Minari is as American a tale as any, which is what sparked outrage at last week's Golden Globe nominations, where the film was only deemed eligible for Best Foreign-Language Film, not Best Picture. (While characters speak English in Minari, a larger proportion is in Korean, which, per Globes rules, stipulates the film be limited to the foreign-language category — rules critics argue need overhauling.)
Written and directed by Lee Isaac Chung, the film — one of Yahoo Entertainment’s best movies of 2020, an achingly beautiful story that is alternately charming, funny and tearjerking — follows a 1980s Korean American family of four that relocates from California to rural Arkansas where Jacob (Steven Yeun) hopes to make a new career farming produce, much to the chagrin of his wife, Monica (Yeri Han). When the overwhelmed parents need support, Monica’s eccentric mother Soonja (Yuh-jung Youn) arrives from Asia to live in their tiny home, sparking a grandmother-grandson rivalry with young David (Alan S. Kim) — one that includes some very memorable moments involving Mountain Dew.

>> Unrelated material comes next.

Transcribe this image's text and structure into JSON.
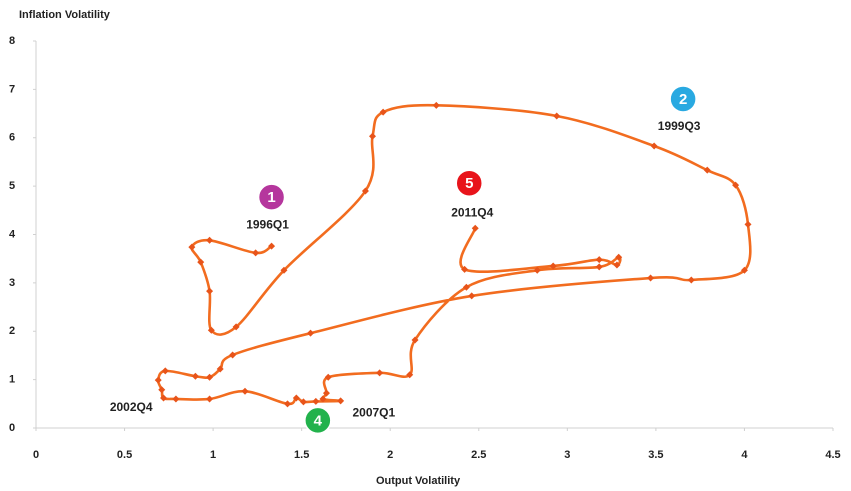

It’s a deeply personal story for Chung (Munyurangabo), based on his own childhood. “I’m so tired of crying over this movie,” the filmmaker recalls saying at the 2020 Sundance Film Festival, where Minari won both the dramatic Grand Jury Prize and Audience Award, in an interview with Yahoo Entertainment (watch above). “And that’s kind of what it felt like making this thing. There are just so many moments where the emotions well up… But it is what it is, I made it as personal as possible so those things just naturally crept up. … So hopefully that honesty was worth it. For me, I do feel like I needed to do it and I needed to make it.”
Han points to the universality of the story. “I’ve never lived in the States, and I haven’t visited the States often either, so it was just a new experience being in Tulsa [where the film was shot],” the Korean actress tells us through a translator. “But I think this film can resonate with everyone. I don’t think that this story is exclusive to just immigrants.”
Now projected as a major Oscar contender, the film — produced by Brad Pitt’s Plan B Entertainment (Moonlight, The Last Black Man in San Francisco) — is the latest to boost the visibility of Asians and Asian Americans onscreen, following box-office hit Crazy Rich Asians and Best Picture winner Parasite. It also paints realistic, empathic portrait at a time when hate crimes against Asian Americans are spiking.
“I think in general, I’m just so supportive of any effort to show that our human experience is much more varied and diverse and particular than we think,” Chung says. “There’s no monolithic norm in this country. If we can be part of that, and not just to push forward Asian Americans but really every single person in whatever walk of life if they’ve lived on the quote-unquote margins or as outsiders, in a way that they haven’t been portrayed on the screen, I’d love to see more of those stories.”
“I represent whatever I represent ‘cause I can’t change my face,” says Yeun, an actor best known for his work on The Walking Dead, who’s made a string of acclaimed indies in recent years (Okja, Burning, Sorry to Bother You). “I love to operate from this place continually and I hope that we get to see more Asian Americans, Asian actors get their shots and do their thing and really push the boundaries of how to connect all of us together.”
Minari is now playing in theaters and on-demand.